1992 c 575 s 29; 1993 c 250 s 1; 1993 c 369 s 73,74; 1995 c 220 s 116; 1996 c 354 s 8-11; 1999 c 231 s 174-177; 2000 c 434 s 2; 2003 c 107 s 30; 2004 c 189 s 3,4; 2005 c 10 art 1 s 39; 2005 c 52 s 1,2; 1Sp2005 c 1 art 4 s 69-72; 2008 c 350 art 1 s 79,80; 2009 c 94 art 1 s 90,91
The tiered petroleum replacement goal of the state of Minnesota is that:
(1) at least 20 percent of the liquid fuel sold in the state is derived from renewable sources by December 31, 2015; and
(2) at least 25 percent of the liquid fuel sold in the state is derived from renewable sources by December 31, 2025.
(a) The commissioner of agriculture, in consultation with the commissioners of commerce and the Pollution Control Agency, shall identify and implement activities necessary for the widespread use of renewable liquid fuels in the state. Beginning November 1, 2005, and continuing through 2015, the commissioners, or their designees, shall work with representatives from the renewable fuels industry, petroleum retailers, refiners, automakers, small engine manufacturers, and other interested groups, to develop annual recommendations for administrative and legislative action.
(b) The activities of the commissioners under this subdivision shall include, but not be limited to:
(1) developing recommendations for incentives for retailers to install equipment necessary for dispensing renewable liquid fuels to the public;
(2) expanding the renewable-fuel options available to Minnesota consumers by obtaining federal approval for the use of E20 and additional blends that contain a greater percentage of ethanol, including but not limited to E30 and E50, as gasoline;
(3) developing recommendations for ensuring that motor vehicles and small engine equipment have access to an adequate supply of fuel;
(4) working with the owners and operators of large corporate automotive fleets in the state to increase their use of renewable fuels; and
(5) working to maintain an affordable retail price for liquid fuels.

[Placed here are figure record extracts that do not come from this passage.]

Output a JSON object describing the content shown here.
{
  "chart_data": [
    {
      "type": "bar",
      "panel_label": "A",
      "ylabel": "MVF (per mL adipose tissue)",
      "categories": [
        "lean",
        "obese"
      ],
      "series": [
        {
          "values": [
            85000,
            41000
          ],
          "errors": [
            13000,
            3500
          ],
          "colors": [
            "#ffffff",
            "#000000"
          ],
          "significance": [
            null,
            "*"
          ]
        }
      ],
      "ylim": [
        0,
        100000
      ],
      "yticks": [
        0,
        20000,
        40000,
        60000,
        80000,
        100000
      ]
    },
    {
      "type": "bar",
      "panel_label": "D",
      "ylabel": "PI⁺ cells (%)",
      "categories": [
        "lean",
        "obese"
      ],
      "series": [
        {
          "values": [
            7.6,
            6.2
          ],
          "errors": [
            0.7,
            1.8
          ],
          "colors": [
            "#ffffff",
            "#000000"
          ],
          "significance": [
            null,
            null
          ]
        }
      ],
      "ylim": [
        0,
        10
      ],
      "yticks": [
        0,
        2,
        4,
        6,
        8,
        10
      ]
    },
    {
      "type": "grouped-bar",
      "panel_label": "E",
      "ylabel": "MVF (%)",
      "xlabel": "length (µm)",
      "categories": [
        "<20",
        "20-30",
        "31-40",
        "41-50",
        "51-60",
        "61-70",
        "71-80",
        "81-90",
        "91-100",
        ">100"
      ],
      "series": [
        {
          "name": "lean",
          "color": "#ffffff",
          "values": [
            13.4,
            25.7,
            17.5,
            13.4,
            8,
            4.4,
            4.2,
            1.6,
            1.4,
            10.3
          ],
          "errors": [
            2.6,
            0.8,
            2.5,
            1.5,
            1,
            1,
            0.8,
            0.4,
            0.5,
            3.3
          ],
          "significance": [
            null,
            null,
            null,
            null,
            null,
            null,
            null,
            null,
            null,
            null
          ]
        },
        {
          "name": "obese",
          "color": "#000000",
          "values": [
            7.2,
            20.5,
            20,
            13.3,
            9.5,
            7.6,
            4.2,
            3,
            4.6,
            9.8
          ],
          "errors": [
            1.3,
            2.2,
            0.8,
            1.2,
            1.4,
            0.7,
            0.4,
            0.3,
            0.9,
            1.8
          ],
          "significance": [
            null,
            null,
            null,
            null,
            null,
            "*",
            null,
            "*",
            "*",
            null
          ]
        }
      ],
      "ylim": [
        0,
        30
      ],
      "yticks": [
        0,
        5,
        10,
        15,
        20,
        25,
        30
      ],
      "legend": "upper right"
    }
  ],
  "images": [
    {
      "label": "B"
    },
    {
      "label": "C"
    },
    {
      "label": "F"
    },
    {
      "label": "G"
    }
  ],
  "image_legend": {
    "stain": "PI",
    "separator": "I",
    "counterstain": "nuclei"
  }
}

A refiner, importer, or producer of automotive fuel must comply with the automotive fuel rating, certification, and record-keeping requirements of Code of Federal Regulations, title 16, sections 306.5 to 306.7.

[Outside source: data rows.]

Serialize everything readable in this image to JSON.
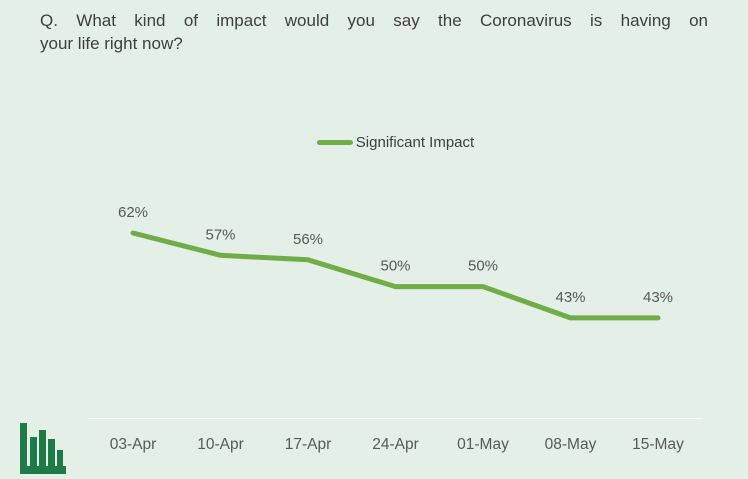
{
  "header": {
    "question_line1": "Q. What kind of impact would you say the Coronavirus is having on",
    "question_line2": "your life right now?"
  },
  "colors": {
    "background": "#e3efe7",
    "line": "#70ad47",
    "icon": "#1e7a46",
    "title_text": "#3f3f3f",
    "label_text": "#595959",
    "axis_line": "#f8fbf9"
  },
  "icons": {
    "bar_chart_icon": "bar-chart"
  },
  "chart_data": {
    "type": "line",
    "title": "Q. What kind of impact would you say the Coronavirus is having on your life right now?",
    "categories": [
      "03-Apr",
      "10-Apr",
      "17-Apr",
      "24-Apr",
      "01-May",
      "08-May",
      "15-May"
    ],
    "series": [
      {
        "name": "Significant Impact",
        "values": [
          62,
          57,
          56,
          50,
          50,
          43,
          43
        ]
      }
    ],
    "data_labels": [
      "62%",
      "57%",
      "56%",
      "50%",
      "50%",
      "43%",
      "43%"
    ],
    "xlabel": "",
    "ylabel": "",
    "ylim": [
      0,
      100
    ],
    "value_axis_visible": false,
    "grid": false,
    "legend_position": "top-center",
    "data_label_position": "above"
  }
}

A licensed distributor of automotive fuel must comply with the certification and record-keeping provisions of Code of Federal Regulations, title 16, sections 306.8 and 306.9.

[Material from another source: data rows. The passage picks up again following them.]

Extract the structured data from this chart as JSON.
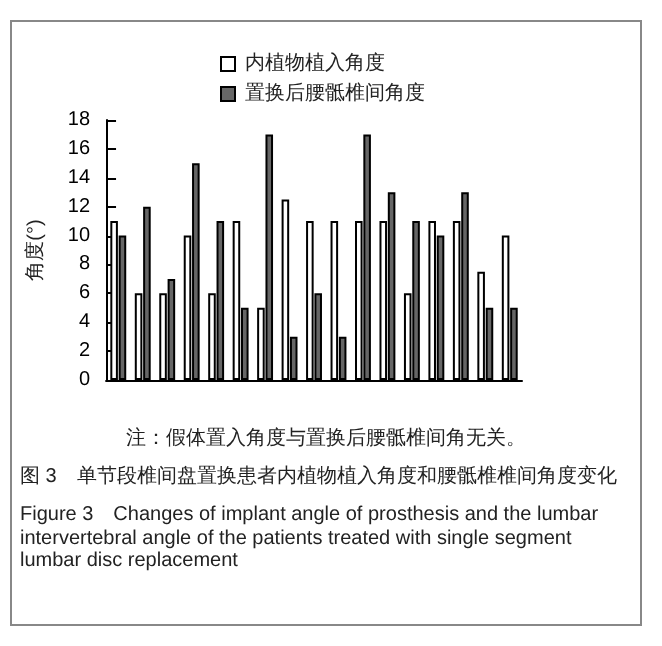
{
  "chart_data": {
    "type": "bar",
    "ylabel": "角度(°)",
    "categories": [
      null,
      null,
      null,
      null,
      null,
      null,
      null,
      null,
      null,
      null,
      null,
      null,
      null,
      null,
      null,
      null,
      null
    ],
    "series": [
      {
        "name": "内植物植入角度",
        "color": "#ffffff",
        "values": [
          11,
          6,
          6,
          10,
          6,
          11,
          5,
          12.5,
          11,
          11,
          11,
          11,
          6,
          11,
          11,
          7.5,
          10
        ]
      },
      {
        "name": "置换后腰骶椎间角度",
        "color": "#666666",
        "values": [
          10,
          12,
          7,
          15,
          11,
          5,
          17,
          3,
          6,
          3,
          17,
          13,
          11,
          10,
          13,
          5,
          5
        ]
      }
    ],
    "ylim": [
      0,
      18
    ],
    "yticks": [
      0,
      2,
      4,
      6,
      8,
      10,
      12,
      14,
      16,
      18
    ],
    "grid": false,
    "legend": "top",
    "annotations": [
      "注：假体置入角度与置换后腰骶椎间角无关。",
      "图 3　单节段椎间盘置换患者内植物植入角度和腰骶椎椎间角度变化",
      "Figure 3　Changes of implant angle of prosthesis and the lumbar intervertebral angle of the patients treated with single segment lumbar disc replacement"
    ]
  }
}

A person responsible for the product who sells or transfers automotive fuel to a consumer must comply with the automotive fuel rating posting and record-keeping requirements, and the label specifications of Code of Federal Regulations, title 16, sections 306.10 to 306.12.
Upon request, the director shall provide any person with a copy of Code of Federal Regulations, title 16, part 306. Upon request, the director shall provide any distributor, retailer, or organization of distributors or retailers with the label specifications in Code of Federal Regulations, title 16, section 306.12.
(b) The director or any delegated employee may waive a penalty for a violation under section 239.77 or 239.791 on a retailer when ethanol or biodiesel are not available at a pipeline or refinery to meet the blending requirements of this chapter, and the terminal has had ethanol or biodiesel blended products available to the licensed distributor for 20 of the previous 30 days. The director or delegated employee shall use the reports required in section 239.754 or other available information in making a determination under this paragraph. The commissioner shall work with the commissioner of agriculture, biodiesel producers, ethanol producers, pipeline operators, and terminal operators, to ensure that biodiesel and ethanol are available for blending at pipeline and refinery terminals where diesel fuel and gasoline are sold and destined for use in Minnesota.